La conservation de l'eau et des sols (CES) cultivés a été organisée aux Etats Unis d'Amérique depuis 1930 par des agronomes. L'extension rapide des cultures industrielles peu couvrantes comme le coton, l'arachide, le tabac ou le maïs dans la Grande Plaine, a déclenché une érosion catastrophique par le vent (dust bowl = ciel noir en plein jour) et par l'eau. En 1930, en pleine crise économique, 20 % des terres cultivables étaient dégradées par l'érosion. Sous la pression de l'opinion publique, l'Etat a dû réagir. Sous l'impulsion de Bennet (1939) s'est constitué un service de conservation de l'eau et des sols, présent dans chaque canton, pour conseiller et aider les fermiers qui demandent un appui technique et financier pour aménager leurs terres; les services centraux (agronomes et hydrologues) effectuent les études et les projets.

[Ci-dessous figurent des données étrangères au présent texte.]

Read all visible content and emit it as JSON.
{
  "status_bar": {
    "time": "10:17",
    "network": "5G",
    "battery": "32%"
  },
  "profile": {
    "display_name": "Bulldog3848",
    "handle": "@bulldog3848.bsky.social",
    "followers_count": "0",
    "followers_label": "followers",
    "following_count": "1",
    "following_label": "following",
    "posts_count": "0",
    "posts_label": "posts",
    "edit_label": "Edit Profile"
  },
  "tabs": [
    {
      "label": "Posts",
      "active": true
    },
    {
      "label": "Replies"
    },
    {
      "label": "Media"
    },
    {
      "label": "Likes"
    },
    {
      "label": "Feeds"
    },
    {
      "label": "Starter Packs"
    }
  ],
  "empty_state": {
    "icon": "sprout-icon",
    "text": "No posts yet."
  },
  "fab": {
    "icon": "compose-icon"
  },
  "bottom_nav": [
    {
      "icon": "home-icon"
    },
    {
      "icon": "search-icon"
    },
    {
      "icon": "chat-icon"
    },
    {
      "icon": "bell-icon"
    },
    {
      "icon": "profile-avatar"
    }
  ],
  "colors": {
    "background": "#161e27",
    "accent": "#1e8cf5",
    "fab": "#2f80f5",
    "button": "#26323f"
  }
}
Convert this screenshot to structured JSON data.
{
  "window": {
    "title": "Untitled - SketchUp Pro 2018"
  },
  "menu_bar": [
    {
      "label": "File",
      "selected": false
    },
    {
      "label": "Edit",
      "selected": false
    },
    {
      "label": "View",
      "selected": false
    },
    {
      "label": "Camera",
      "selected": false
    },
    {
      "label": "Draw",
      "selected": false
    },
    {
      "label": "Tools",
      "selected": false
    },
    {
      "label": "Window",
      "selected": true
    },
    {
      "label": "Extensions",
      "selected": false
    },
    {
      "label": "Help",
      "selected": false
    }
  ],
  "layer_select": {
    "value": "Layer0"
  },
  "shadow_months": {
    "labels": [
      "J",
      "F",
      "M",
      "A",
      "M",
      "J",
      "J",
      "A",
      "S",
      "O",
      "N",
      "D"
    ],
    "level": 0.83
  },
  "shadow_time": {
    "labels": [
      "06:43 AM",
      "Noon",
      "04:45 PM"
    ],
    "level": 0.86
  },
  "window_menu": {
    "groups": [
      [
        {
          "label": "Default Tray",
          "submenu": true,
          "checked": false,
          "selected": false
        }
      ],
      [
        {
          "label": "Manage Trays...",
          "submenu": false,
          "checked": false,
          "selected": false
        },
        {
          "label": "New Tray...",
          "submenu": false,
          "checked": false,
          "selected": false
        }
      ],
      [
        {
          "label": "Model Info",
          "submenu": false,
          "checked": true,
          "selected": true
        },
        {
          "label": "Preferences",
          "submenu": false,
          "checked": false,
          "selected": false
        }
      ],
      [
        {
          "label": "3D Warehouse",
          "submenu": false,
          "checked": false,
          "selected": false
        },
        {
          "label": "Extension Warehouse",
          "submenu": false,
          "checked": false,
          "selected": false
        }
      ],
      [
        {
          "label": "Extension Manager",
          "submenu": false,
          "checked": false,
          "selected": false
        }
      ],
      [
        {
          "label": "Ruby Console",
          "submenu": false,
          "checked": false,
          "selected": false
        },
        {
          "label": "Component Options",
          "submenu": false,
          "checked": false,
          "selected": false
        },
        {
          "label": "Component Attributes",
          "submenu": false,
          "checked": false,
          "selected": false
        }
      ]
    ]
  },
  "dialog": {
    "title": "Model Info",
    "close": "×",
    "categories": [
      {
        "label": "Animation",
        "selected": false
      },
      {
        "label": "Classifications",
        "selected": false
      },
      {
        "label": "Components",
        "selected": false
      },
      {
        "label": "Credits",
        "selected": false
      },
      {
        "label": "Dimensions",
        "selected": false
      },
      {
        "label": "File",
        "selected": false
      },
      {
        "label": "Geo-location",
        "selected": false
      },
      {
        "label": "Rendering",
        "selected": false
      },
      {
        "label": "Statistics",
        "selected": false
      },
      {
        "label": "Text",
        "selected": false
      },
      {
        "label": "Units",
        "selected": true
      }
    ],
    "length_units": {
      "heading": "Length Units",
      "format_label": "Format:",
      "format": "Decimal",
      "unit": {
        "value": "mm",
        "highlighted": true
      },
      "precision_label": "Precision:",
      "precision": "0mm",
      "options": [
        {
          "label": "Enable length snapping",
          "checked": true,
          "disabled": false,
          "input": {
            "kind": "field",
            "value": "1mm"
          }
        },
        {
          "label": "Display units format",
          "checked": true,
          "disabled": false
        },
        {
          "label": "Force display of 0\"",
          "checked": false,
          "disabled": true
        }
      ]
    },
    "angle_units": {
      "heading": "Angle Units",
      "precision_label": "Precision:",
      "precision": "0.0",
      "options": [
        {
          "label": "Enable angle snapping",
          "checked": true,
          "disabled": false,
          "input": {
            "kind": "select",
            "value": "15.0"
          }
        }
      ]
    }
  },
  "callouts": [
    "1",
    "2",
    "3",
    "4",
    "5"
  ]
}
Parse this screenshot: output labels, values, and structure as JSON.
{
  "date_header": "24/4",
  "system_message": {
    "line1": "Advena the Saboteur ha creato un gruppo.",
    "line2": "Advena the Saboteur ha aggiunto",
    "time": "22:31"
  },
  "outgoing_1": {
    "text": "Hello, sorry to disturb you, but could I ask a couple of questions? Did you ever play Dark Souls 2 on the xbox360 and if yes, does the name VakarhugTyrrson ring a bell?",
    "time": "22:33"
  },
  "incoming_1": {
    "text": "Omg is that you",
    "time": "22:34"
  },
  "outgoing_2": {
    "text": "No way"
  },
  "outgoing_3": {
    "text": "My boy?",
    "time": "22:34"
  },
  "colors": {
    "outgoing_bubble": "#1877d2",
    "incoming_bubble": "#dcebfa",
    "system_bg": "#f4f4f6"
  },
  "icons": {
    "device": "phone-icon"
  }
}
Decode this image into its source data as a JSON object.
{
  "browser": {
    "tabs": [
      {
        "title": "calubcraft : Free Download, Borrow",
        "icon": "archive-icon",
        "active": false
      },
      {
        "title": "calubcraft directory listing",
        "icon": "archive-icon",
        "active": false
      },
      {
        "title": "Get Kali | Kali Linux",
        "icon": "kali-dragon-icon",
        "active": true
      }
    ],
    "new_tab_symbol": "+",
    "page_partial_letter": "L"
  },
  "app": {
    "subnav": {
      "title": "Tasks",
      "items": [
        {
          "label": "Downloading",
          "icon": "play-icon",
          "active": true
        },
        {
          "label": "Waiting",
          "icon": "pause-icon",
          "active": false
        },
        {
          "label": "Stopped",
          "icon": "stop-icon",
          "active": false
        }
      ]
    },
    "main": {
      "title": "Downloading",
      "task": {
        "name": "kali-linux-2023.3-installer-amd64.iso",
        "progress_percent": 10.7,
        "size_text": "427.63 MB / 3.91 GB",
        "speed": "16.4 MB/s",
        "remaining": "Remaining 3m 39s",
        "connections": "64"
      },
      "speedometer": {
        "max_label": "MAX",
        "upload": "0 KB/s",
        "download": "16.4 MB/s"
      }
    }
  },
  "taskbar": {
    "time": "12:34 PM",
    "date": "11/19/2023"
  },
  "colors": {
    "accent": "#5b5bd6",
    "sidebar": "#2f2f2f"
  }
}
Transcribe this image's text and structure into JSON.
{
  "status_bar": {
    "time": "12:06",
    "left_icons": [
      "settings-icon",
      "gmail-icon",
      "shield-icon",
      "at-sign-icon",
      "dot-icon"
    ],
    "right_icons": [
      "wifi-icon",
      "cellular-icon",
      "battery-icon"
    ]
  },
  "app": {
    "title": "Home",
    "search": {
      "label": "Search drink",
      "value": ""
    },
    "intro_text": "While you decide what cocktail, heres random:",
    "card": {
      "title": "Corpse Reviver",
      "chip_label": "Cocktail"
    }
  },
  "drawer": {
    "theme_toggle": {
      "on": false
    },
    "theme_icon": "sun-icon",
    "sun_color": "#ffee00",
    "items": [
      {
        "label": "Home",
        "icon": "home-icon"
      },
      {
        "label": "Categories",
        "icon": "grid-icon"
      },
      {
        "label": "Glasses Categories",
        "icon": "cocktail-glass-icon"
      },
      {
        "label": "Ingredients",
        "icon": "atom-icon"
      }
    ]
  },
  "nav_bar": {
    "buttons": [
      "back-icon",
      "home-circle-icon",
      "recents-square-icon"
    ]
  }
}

Sur le plan de l'approche du problème de la lutte antiérosive, deux écoles s'affrontent encore aujourd'hui:

- L'une, à la suite de Bennet observe que c'est le ravinement qui provoque les transports solides les plus spectaculaires: or, le ravinement provient de l'énergie du ruissellement qui est fonction de sa masse et de sa vitesse au carré (E. Ruiss. = 1/2 MV2). La lutte antiérosive s'organise donc autour des moyens mécaniques de réduction de la seule vitesse du ruissellement et de sa force érosive (banquette de diversion, seuils et exutoires enherbés) sans réduire la masse de ruissellement aux champs.

- L'autre école, à la suite des travaux de Ellison (1944) sur les processus de battance des gouttes de pluie et des équipes de Wischmeier (1960), rappelle que le ruissellement se développe après la dégradation de la structure de la surface du sol par l'énergie des gouttes de pluie. La lutte antiérosive s'organise cette fois sur les champs autour du couvert végétal, des techniques culturales et d'un minimum de structures dans le paysage.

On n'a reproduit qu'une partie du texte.